There are other textual errors or omissions which bear mentioning. Millerbirds and Nihoa Finches are labeled as occurring on Ni’ihau (which is misspelled Niihoa, a nonexistent location), instead of on Nihoa (what should be island #9 in his diagram). I’iwis are listed with a question mark on Kaua’i, a place where they are very much still in existence, simply in declining numbers. And there is no mention that Hawaiian Crows no longer exist in the wild, with the entire population currently living in captivity.
Moreover, the state of Hawaii’s honeycreepers is such that many of these birds warrant full species accounts to adequately describe their present status. Van Perlo includes numbers of species that haven’t been seen for years, with only a simple “?” beside their island home. This is not very helpful in the least and a serious shortcoming of this guide - its insufficient text. The status of a great many honeycreepers has changed noticeably since the mid-1980s, sadly for the worse, and these updates would be most useful in any contemporary text.
On the upside, van Perlo does include, with equal plated coverage, all of the vagrants for the region, which is commendable. If one wanted to know, for instance, where Falcated Teal (Midway), Common Nighthawk (French Frigate Shoals), and Eyebrowed Thrush (Midway) have shown up within Hawaii, that information is available to the reader, another great feature. Again, van Perlo goes out of his way to then map vagrant occurrences with different colors to denote the seasonality for such records, another useful tidbit. Furthermore, the guide can serve as a predictor for possible future vagrants, something a purely Hawaii guide would lack. By illustrating to the reader that American Golden-Plover has shown up in New Zealand, for example, it goes without saying that this would be a species to have on one’s radar elsewhere in Oceania. For all of this, I must applaud his efforts.
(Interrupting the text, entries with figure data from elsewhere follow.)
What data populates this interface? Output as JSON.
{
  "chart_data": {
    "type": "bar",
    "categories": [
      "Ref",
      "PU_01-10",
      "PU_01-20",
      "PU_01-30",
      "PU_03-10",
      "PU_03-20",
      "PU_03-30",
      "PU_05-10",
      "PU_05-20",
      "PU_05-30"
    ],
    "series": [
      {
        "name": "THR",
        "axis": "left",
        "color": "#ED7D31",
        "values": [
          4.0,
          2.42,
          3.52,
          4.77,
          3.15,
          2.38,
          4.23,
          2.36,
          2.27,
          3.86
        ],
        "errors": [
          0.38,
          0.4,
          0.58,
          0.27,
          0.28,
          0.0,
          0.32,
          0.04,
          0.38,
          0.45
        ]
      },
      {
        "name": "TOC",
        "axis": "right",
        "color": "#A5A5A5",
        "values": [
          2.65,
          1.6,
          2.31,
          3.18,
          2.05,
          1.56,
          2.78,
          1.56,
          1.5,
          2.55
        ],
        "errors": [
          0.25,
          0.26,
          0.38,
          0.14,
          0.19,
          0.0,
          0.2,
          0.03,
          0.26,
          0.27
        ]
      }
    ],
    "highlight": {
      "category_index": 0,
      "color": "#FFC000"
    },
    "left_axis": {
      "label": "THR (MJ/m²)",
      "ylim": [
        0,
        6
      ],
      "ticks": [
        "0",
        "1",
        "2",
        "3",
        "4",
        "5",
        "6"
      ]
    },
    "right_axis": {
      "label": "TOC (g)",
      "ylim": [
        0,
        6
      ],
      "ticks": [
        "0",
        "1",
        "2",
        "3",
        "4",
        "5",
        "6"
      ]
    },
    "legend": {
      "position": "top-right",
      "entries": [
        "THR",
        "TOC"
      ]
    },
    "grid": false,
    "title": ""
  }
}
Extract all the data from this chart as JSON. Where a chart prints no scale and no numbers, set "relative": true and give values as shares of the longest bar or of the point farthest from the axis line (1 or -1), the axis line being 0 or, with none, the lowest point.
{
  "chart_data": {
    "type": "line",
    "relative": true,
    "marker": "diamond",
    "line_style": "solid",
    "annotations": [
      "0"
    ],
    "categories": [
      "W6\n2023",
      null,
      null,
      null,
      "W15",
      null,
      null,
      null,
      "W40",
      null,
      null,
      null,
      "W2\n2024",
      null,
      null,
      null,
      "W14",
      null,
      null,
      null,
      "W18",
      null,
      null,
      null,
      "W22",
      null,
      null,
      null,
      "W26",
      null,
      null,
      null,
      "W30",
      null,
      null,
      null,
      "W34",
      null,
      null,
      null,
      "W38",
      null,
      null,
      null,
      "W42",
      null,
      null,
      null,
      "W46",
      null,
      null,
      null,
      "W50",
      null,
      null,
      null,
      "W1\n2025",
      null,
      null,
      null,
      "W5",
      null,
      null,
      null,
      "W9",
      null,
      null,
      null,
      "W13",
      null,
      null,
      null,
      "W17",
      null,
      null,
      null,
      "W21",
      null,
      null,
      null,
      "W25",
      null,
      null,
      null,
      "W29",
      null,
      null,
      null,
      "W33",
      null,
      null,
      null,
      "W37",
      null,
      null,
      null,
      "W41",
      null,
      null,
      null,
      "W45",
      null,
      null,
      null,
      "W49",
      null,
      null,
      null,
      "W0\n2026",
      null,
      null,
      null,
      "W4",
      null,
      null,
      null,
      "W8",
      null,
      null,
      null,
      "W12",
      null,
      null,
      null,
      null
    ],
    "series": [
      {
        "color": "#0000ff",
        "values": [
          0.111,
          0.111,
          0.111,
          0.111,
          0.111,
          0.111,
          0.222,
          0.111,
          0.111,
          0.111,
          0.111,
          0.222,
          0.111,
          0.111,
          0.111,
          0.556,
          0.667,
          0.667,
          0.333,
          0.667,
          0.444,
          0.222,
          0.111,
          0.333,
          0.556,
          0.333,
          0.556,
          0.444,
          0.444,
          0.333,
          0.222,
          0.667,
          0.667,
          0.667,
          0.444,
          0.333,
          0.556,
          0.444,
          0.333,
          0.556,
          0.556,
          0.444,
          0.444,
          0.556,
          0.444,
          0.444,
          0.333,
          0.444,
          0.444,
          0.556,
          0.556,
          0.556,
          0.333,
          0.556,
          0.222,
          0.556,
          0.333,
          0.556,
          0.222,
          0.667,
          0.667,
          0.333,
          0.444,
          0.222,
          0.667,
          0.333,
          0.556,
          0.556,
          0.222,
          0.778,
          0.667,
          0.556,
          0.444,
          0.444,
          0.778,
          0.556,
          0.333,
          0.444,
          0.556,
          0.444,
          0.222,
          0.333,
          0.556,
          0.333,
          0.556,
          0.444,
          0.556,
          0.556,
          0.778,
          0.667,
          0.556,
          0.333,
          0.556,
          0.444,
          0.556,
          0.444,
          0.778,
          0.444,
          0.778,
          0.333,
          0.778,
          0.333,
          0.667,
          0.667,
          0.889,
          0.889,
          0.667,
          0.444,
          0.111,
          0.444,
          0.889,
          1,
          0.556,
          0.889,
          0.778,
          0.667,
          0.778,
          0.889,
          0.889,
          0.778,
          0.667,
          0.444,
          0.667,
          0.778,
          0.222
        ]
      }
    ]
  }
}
In conclusion, if I were to buy a single guide for Hawaii, it would still be Pratt et al.’s guide from 1987. The text from that outdated guide more than compensates for the fact that it is nearly 25 years old, although now desperately in need of reprint. Van Perlo’s guide, should it find a place on your bookshelf, would serve nicely as a supplementary guide to the region, presenting the full breadth of species in a single sweep. A primary source, however, it is not.
Cameron Rutt
Laysan, Hawaii
September 2011
Book Review: “Birds of Hawaii, New Zealand, and the Central and West Pacific,” by Ber van Perlo, Princeton University Press (2011). 256 pages. 95 color plates. 787 species.
Disclaimer: Princeton University kindly provided a copy of this guide for the review.